A £50million loan from the Bank of Scotland propelled expansion to the current group of 15 properties around Europe. Eight are in Italy, with a spa offering overseen by his younger daughter, Irene. ‘Rich’ is the brisk assessment of his typical customer. Although that now includes young tech millionaires alongside old money, they all expect impeccable personal service. 

This, he believes, is incompatible with large corporate operators, citing Marriott’s 2016 merger with Starwood Hotels as a case in point. 

‘Marriott is a fine company but running luxury is a very different mindset to middle market. It must be difficult to differentiate between all the different brands they have in the group. Some good people have left Starwood because of the takeover, and I’ve picked up a few of them,’ he adds, distracted by a red kite outside. 

‘I’ve got a great team around me now, but as the founder I have to lead the agenda because very often people beat around the bush. I’m lucky, touch wood, that I’m fit and active and still have the enthusiasm to keep everyone’s spirits up.’ 

When he was missing an operations director during the pandemic, Forte, a trained chartered accountant, took on the role himself. It threw him right into the complexities that come with working in different countries, heightened due to Covid. 
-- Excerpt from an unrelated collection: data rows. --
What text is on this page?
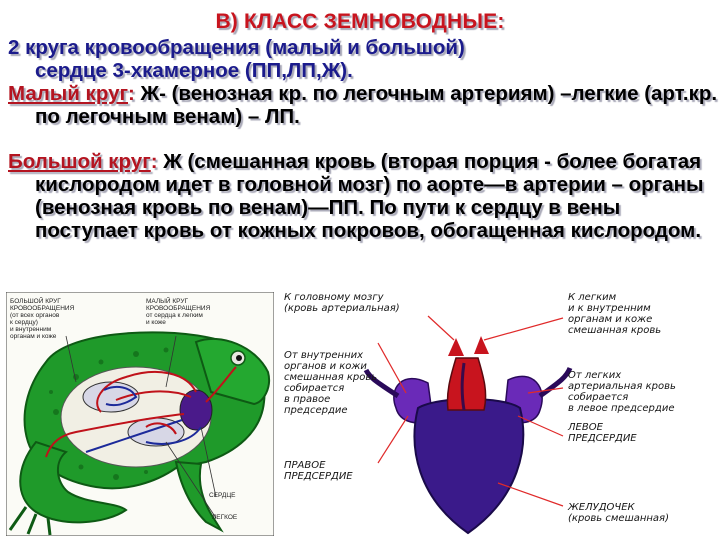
В) КЛАСС ЗЕМНОВОДНЫЕ:
2 круга кровообращения (малый и большой)
сердце 3-хкамерное (ПП,ЛП,Ж).
Малый круг: Ж- (венозная кр. по легочным артериям) –легкие (арт.кр. по легочным венам) – ЛП.
Большой круг: Ж (смешанная кровь (вторая порция - более богатая кислородом идет в головной мозг) по аорте—в артерии – органы (венозная кровь по венам)—ПП. По пути к сердцу в вены поступает кровь от кожных покровов, обогащенная кислородом.
БОЛЬШОЙ КРУГ
КРОВООБРАЩЕНИЯ
(от всех органов
к сердцу)
и внутренним
органам и коже
МАЛЫЙ КРУГ
КРОВООБРАЩЕНИЯ
от сердца к легким
и коже
СЕРДЦЕ
ЛЕГКОЕ
К головному мозгу
(кровь артериальная)
К легким
и к внутренним
органам и коже
смешанная кровь
От внутренних
органов и кожи
смешанная кровь
собирается
в правое
предсердие
От легких
артериальная кровь
собирается
в левое предсердие
ЛЕВОЕ
ПРЕДСЕРДИЕ
ПРАВОЕ
ПРЕДСЕРДИЕ
ЖЕЛУДОЧЕК
(кровь смешанная)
Germany, he says, was the most efficient in terms of financial support. Italy was slow off the mark which meant subsidising the lowest earnings of the workforce, while Sicilian seasonal workers were not eligible for a penny. UK measures such as the reduced rate of VAT helped once business came back but were ‘irrelevant’ when there were no sales. The furlough scheme, he concedes, was quick and efficient. It’s rare praise for a Government which on the whole seems to disappoint him. Forte has been a big Tory donor, handing over £100,000 to back the Conservatives at the last Election, but is now critical. 
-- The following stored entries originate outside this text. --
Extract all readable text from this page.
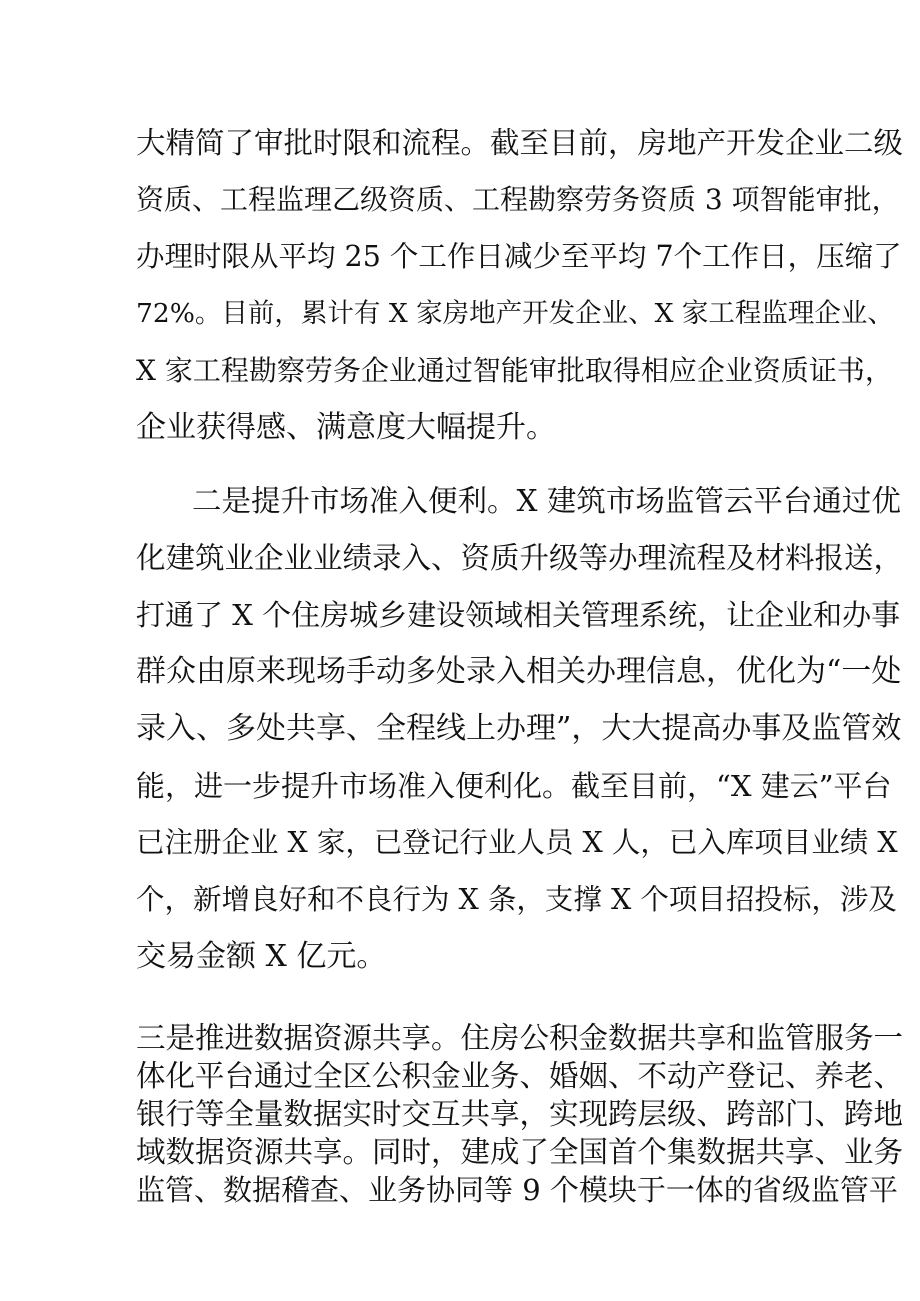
大精简了审批时限和流程。截至目前，房地产开发企业二级
资质、工程监理乙级资质、工程勘察劳务资质 3 项智能审批，
办理时限从平均 25 个工作日减少至平均 7个工作日，压缩了
72%。目前，累计有 X 家房地产开发企业、X 家工程监理企业、
X 家工程勘察劳务企业通过智能审批取得相应企业资质证书，
企业获得感、满意度大幅提升。
二是提升市场准入便利。X 建筑市场监管云平台通过优
化建筑业企业业绩录入、资质升级等办理流程及材料报送，
打通了 X 个住房城乡建设领域相关管理系统，让企业和办事
群众由原来现场手动多处录入相关办理信息，优化为“一处
录入、多处共享、全程线上办理”，大大提高办事及监管效
能，进一步提升市场准入便利化。截至目前，“X 建云”平台
已注册企业 X 家，已登记行业人员 X 人，已入库项目业绩 X
个，新增良好和不良行为 X 条，支撑 X 个项目招投标，涉及
交易金额 X 亿元。
三是推进数据资源共享。住房公积金数据共享和监管服务一
体化平台通过全区公积金业务、婚姻、不动产登记、养老、
银行等全量数据实时交互共享，实现跨层级、跨部门、跨地
域数据资源共享。同时，建成了全国首个集数据共享、业务
监管、数据稽查、业务协同等 9 个模块于一体的省级监管平
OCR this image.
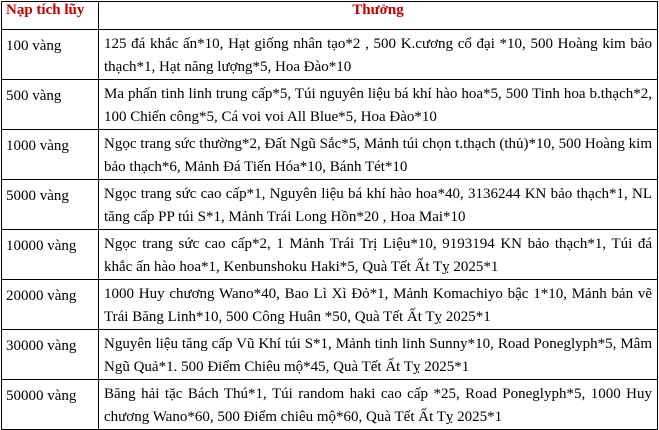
Nạp tích lũy	Thưởng
100 vàng	125 đá khắc ấn*10, Hạt giống nhân tạo*2 , 500 K.cương cổ đại *10, 500 Hoàng kim bảo thạch*1, Hạt năng lượng*5, Hoa Đào*10
500 vàng	Ma phấn tinh linh trung cấp*5, Túi nguyên liệu bá khí hào hoa*5, 500 Tinh hoa b.thạch*2, 100 Chiến công*5, Cá voi voi All Blue*5, Hoa Đào*10
1000 vàng	Ngọc trang sức thường*2, Đất Ngũ Sắc*5, Mảnh túi chọn t.thạch (thủ)*10, 500 Hoàng kim bảo thạch*6, Mảnh Đá Tiến Hóa*10, Bánh Tét*10
5000 vàng	Ngọc trang sức cao cấp*1, Nguyên liệu bá khí hào hoa*40, 3136244 KN bảo thạch*1, NL tăng cấp PP túi S*1, Mảnh Trái Long Hồn*20 , Hoa Mai*10
10000 vàng	Ngọc trang sức cao cấp*2, 1 Mảnh Trái Trị Liệu*10, 9193194 KN bảo thạch*1, Túi đá khắc ấn hào hoa*1, Kenbunshoku Haki*5, Quà Tết Ất Tỵ 2025*1
20000 vàng	1000 Huy chương Wano*40, Bao Lì Xì Đỏ*1, Mảnh Komachiyo bậc 1*10, Mảnh bản vẽ Trái Băng Linh*10, 500 Công Huân *50, Quà Tết Ất Tỵ 2025*1
30000 vàng	Nguyên liệu tăng cấp Vũ Khí túi S*1, Mảnh tinh linh Sunny*10, Road Poneglyph*5, Mâm Ngũ Quả*1. 500 Điểm Chiêu mộ*45, Quà Tết Ất Tỵ 2025*1
50000 vàng	Băng hải tặc Bách Thú*1, Túi random haki cao cấp *25, Road Poneglyph*5, 1000 Huy chương Wano*60, 500 Điểm chiêu mộ*60, Quà Tết Ất Tỵ 2025*1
He recently attacked ‘payslip propaganda’, as he described a demand from the Government to explain to employees that the increase in National Insurance was to fund the NHS and social care, in a blistering article in this newspaper. He’d like to see a smaller state and a more Thatcherite style, starting with a Prime Minister’s consort. Comments he made at a private dinner at Brown’s that Boris Johnson needed to keep his wife Carrie ‘under control’ were slammed as sexist. ‘It’s nothing to do with her being a woman. It’s the fact she has no official role and shouldn’t be trying to influence policy with her cronies. Her role is to simply support the Prime Minister.’ 

Being locked down in Surrey was a rare chance to reflect. Growth in his hotels business has always been measured but he’s ready to stray a little from his usual European city sites with an eye on areas such as Bath and the Cotswolds.
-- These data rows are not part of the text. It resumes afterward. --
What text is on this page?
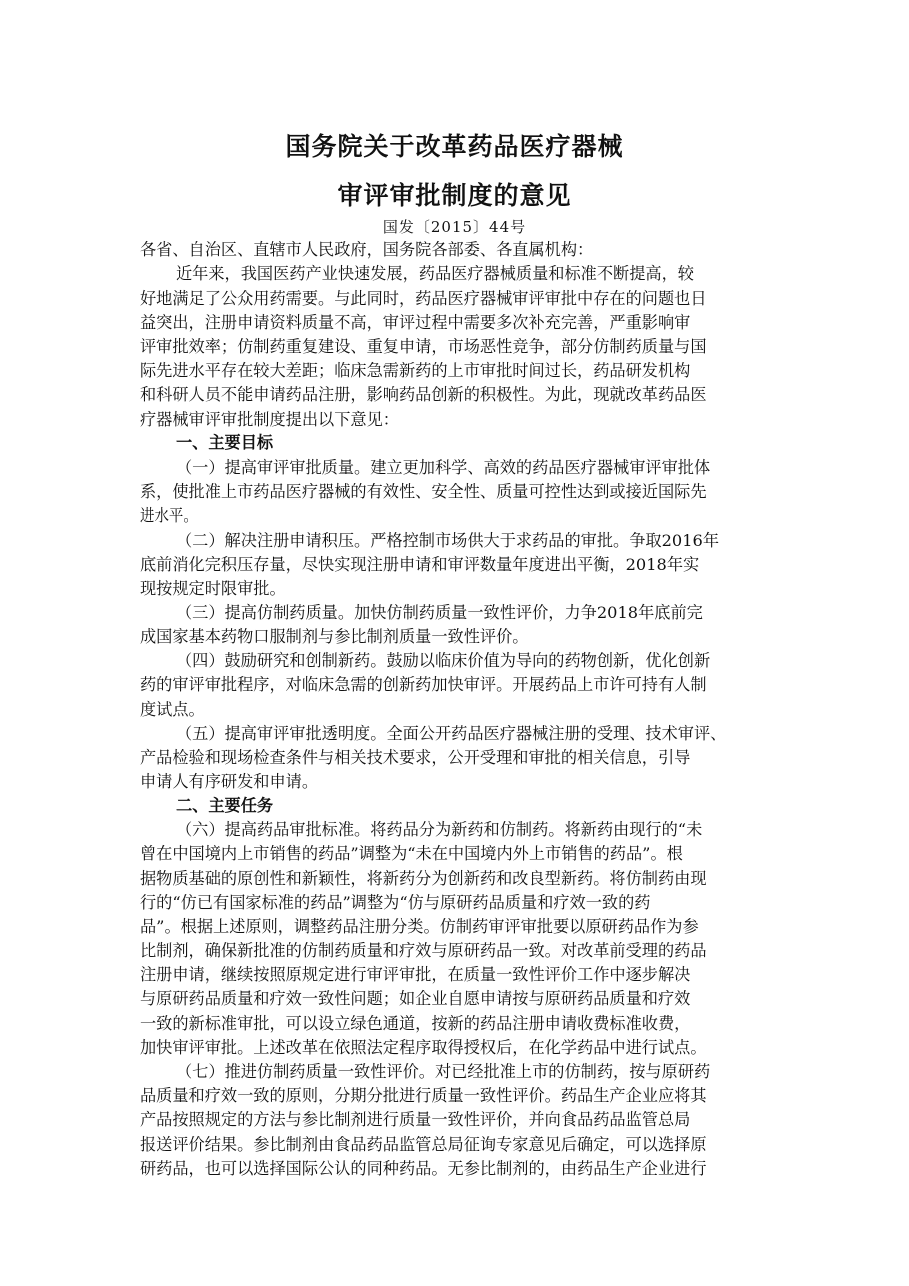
国务院关于改革药品医疗器械
审评审批制度的意见
国发〔2015〕44号
各省、自治区、直辖市人民政府，国务院各部委、各直属机构：
近年来，我国医药产业快速发展，药品医疗器械质量和标准不断提高，较
好地满足了公众用药需要。与此同时，药品医疗器械审评审批中存在的问题也日
益突出，注册申请资料质量不高，审评过程中需要多次补充完善，严重影响审
评审批效率；仿制药重复建设、重复申请，市场恶性竞争，部分仿制药质量与国
际先进水平存在较大差距；临床急需新药的上市审批时间过长，药品研发机构
和科研人员不能申请药品注册，影响药品创新的积极性。为此，现就改革药品医
疗器械审评审批制度提出以下意见：
一、主要目标
（一）提高审评审批质量。建立更加科学、高效的药品医疗器械审评审批体
系，使批准上市药品医疗器械的有效性、安全性、质量可控性达到或接近国际先
进水平。
（二）解决注册申请积压。严格控制市场供大于求药品的审批。争取2016年
底前消化完积压存量，尽快实现注册申请和审评数量年度进出平衡，2018年实
现按规定时限审批。
（三）提高仿制药质量。加快仿制药质量一致性评价，力争2018年底前完
成国家基本药物口服制剂与参比制剂质量一致性评价。
（四）鼓励研究和创制新药。鼓励以临床价值为导向的药物创新，优化创新
药的审评审批程序，对临床急需的创新药加快审评。开展药品上市许可持有人制
度试点。
（五）提高审评审批透明度。全面公开药品医疗器械注册的受理、技术审评、
产品检验和现场检查条件与相关技术要求，公开受理和审批的相关信息，引导
申请人有序研发和申请。
二、主要任务
（六）提高药品审批标准。将药品分为新药和仿制药。将新药由现行的“未
曾在中国境内上市销售的药品”调整为“未在中国境内外上市销售的药品”。根
据物质基础的原创性和新颖性，将新药分为创新药和改良型新药。将仿制药由现
行的“仿已有国家标准的药品”调整为“仿与原研药品质量和疗效一致的药
品”。根据上述原则，调整药品注册分类。仿制药审评审批要以原研药品作为参
比制剂，确保新批准的仿制药质量和疗效与原研药品一致。对改革前受理的药品
注册申请，继续按照原规定进行审评审批，在质量一致性评价工作中逐步解决
与原研药品质量和疗效一致性问题；如企业自愿申请按与原研药品质量和疗效
一致的新标准审批，可以设立绿色通道，按新的药品注册申请收费标准收费，
加快审评审批。上述改革在依照法定程序取得授权后，在化学药品中进行试点。
（七）推进仿制药质量一致性评价。对已经批准上市的仿制药，按与原研药
品质量和疗效一致的原则，分期分批进行质量一致性评价。药品生产企业应将其
产品按照规定的方法与参比制剂进行质量一致性评价，并向食品药品监管总局
报送评价结果。参比制剂由食品药品监管总局征询专家意见后确定，可以选择原
研药品，也可以选择国际公认的同种药品。无参比制剂的，由药品生产企业进行
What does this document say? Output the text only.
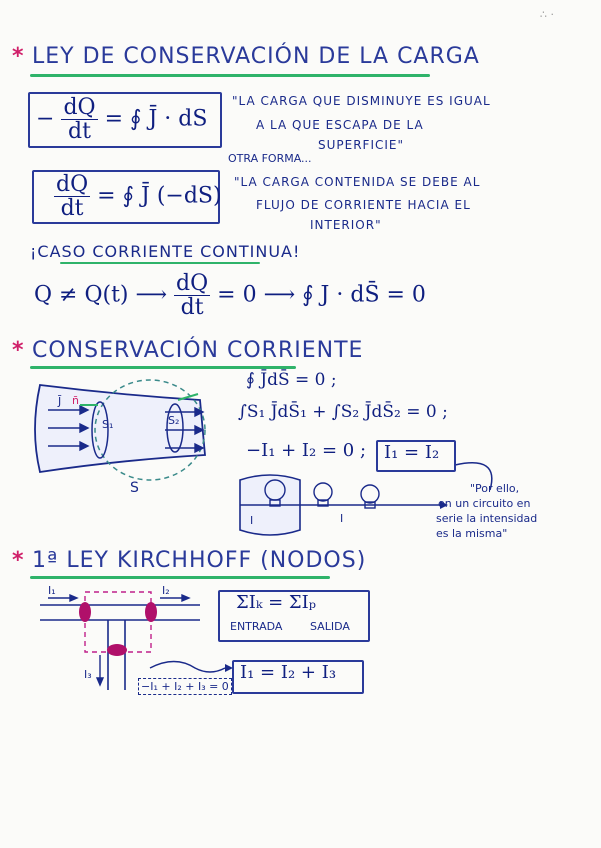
∴ ·
* LEY DE CONSERVACIÓN DE LA CARGA
− $\frac{dQ}{dt}$ = ∮ J̄ · dS
"LA CARGA QUE DISMINUYE ES IGUAL
A LA QUE ESCAPA DE LA
SUPERFICIE"
OTRA FORMA...
$\frac{dQ}{dt}$ = ∮ J̄ (−dS)
"LA CARGA CONTENIDA SE DEBE AL
FLUJO DE CORRIENTE HACIA EL
INTERIOR"
¡CASO CORRIENTE CONTINUA!
Q ≠ Q(t) ⟶ $\frac{dQ}{dt} = 0$ ⟶ ∮ J · dS̄ = 0
* CONSERVACIÓN CORRIENTE
J̄ n̄
S₁	S₂
S
I	I
∮ J̄dS̄ = 0 ;
∫S₁ J̄dS̄₁ + ∫S₂ J̄dS̄₂ = 0 ;
−I₁ + I₂ = 0 ; I₁ = I₂
"Por ello,
en un circuito en
serie la intensidad
es la misma"
* 1ª LEY KIRCHHOFF (NODOS)
I₁	I₂
I₃
ΣIₖ = ΣIₚ
ENTRADA	SALIDA
−I₁ + I₂ + I₃ = 0
I₁ = I₂ + I₃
More pressing though, is the issue of attracting local workers into the industry with structured apprenticeship schemes. But with slow progress on that front, doesn’t it come down to paying a higher wage? ‘No, it’s down to finding people who like giving service. Perhaps that’s no longer characteristic of this country,’ he says. 

His own indoctrination began, he says, at the age of 14 on the hamburger station at Friar Tuck restaurant in Coventry High Street. Memories of it prompt a smile. 

‘There was a policy that if anyone complained, you made the customer another one free. I remember one man who complained so I made him another one; he complained again telling me that he knew the owner Mr [Charles] Forte – he had no idea who I was, but I was able to tell him, ‘I think I know him a bit better than you do.’